Kişinin süslerden ve zarafet kazandırıcı maddî-mânevî unsurlardan yararlanarak kendini daha güzel ve hoş duruma getirmesini ifade eden süslenme Arapça’da tezeyyün ve tecemmül kelimeleriyle karşılanır. Türkçe’de daha çok “süs” anlamıyla kullanılan ziynet (zînet) “bir şeyi takıyla, elbiseyle veya şekil verme yoluyla güzelleştirmek” demektir
En güzel zinet imandır. İmanlı bir şekilde yaşamakla mümkündür. İmansızın süsü, kış gününde güneşin ısıtmasına benzer; mezara, mahşere, hiçbir tesiri yoktur. Hakiki güzellik iman ile olur. İman, Allah’ın kuluna bir bağışıdır.

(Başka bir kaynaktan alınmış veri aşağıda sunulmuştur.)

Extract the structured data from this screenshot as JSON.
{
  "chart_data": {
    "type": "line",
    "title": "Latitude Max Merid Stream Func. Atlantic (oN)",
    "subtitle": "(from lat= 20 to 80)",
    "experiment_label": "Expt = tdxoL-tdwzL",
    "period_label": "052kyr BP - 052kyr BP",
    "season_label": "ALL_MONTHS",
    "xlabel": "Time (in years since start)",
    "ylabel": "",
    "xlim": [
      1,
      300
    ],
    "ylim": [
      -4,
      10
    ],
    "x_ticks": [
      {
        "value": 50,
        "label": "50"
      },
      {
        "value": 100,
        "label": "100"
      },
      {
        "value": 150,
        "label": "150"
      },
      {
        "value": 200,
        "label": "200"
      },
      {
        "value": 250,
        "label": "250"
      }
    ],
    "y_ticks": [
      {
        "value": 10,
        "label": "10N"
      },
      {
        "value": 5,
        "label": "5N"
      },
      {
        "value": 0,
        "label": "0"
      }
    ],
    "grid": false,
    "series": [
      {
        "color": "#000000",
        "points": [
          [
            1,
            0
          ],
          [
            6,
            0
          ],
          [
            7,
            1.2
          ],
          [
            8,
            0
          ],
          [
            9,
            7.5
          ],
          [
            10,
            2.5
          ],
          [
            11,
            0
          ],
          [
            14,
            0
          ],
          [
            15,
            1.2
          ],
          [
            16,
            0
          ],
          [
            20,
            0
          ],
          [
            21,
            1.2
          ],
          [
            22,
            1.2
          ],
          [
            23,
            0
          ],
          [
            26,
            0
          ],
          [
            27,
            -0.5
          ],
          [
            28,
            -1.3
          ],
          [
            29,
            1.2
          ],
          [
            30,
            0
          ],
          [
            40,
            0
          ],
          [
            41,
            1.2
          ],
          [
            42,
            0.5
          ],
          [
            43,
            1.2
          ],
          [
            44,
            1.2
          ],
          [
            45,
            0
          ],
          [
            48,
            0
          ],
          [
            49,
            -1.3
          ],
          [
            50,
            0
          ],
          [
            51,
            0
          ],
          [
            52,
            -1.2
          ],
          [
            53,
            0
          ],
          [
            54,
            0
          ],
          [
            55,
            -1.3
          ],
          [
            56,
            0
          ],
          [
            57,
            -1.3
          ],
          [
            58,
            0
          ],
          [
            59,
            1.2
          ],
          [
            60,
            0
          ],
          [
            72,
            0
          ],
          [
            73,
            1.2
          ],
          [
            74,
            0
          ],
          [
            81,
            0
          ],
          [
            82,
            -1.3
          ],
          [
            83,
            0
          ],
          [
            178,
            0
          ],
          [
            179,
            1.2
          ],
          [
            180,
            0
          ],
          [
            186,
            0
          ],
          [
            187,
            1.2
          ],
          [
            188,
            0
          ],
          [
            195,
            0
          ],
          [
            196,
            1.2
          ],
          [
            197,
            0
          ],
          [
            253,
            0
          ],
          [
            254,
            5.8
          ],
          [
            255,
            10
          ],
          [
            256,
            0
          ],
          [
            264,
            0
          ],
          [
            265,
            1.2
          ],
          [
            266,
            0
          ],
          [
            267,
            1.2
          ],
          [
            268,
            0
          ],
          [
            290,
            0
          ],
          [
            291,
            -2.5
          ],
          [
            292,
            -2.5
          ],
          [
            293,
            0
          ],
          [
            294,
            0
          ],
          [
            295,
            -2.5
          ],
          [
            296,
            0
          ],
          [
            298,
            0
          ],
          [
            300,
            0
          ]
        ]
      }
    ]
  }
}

İman dil ile ikrar, kalb ile tasdik ve vücut ile amel etmekten ibarettir. İmanın zayıflaması ve kuvvetleşmesi mümkündür, azalma ve çoğalma mevzubahis değildir. Peygamberimiz bir hadisi şeriflerinde: “Kuvvetli mümin zayıf mü’minden daha hayırlıdırbuyurmuştur.
İman gönülde bir nurdur. Bu nuru yakan Allah, söndüren kuldur. Sahrada yanan bir lamba rüzgâr sebebiyle sönebilir, bu rüzgâr şeytanın ve nefsin rüzgârıdır. Hakiki mü’min imanının nurunu söndürmeyen kişi demektir. Öyle ise bütün duâlarımızda imanla zinetlenmemizi istememiz gereklidir.
TÜRKÇE OKUNUŞU : (Allâhümme zeyyinnâ bi zînetil iman, vec’alnâ hüdâten muhtedîn.)
ANLAMI : “Allah’ım, iman zinetiyle beni güzelleştir imanı bana hidayet sembolü kıl.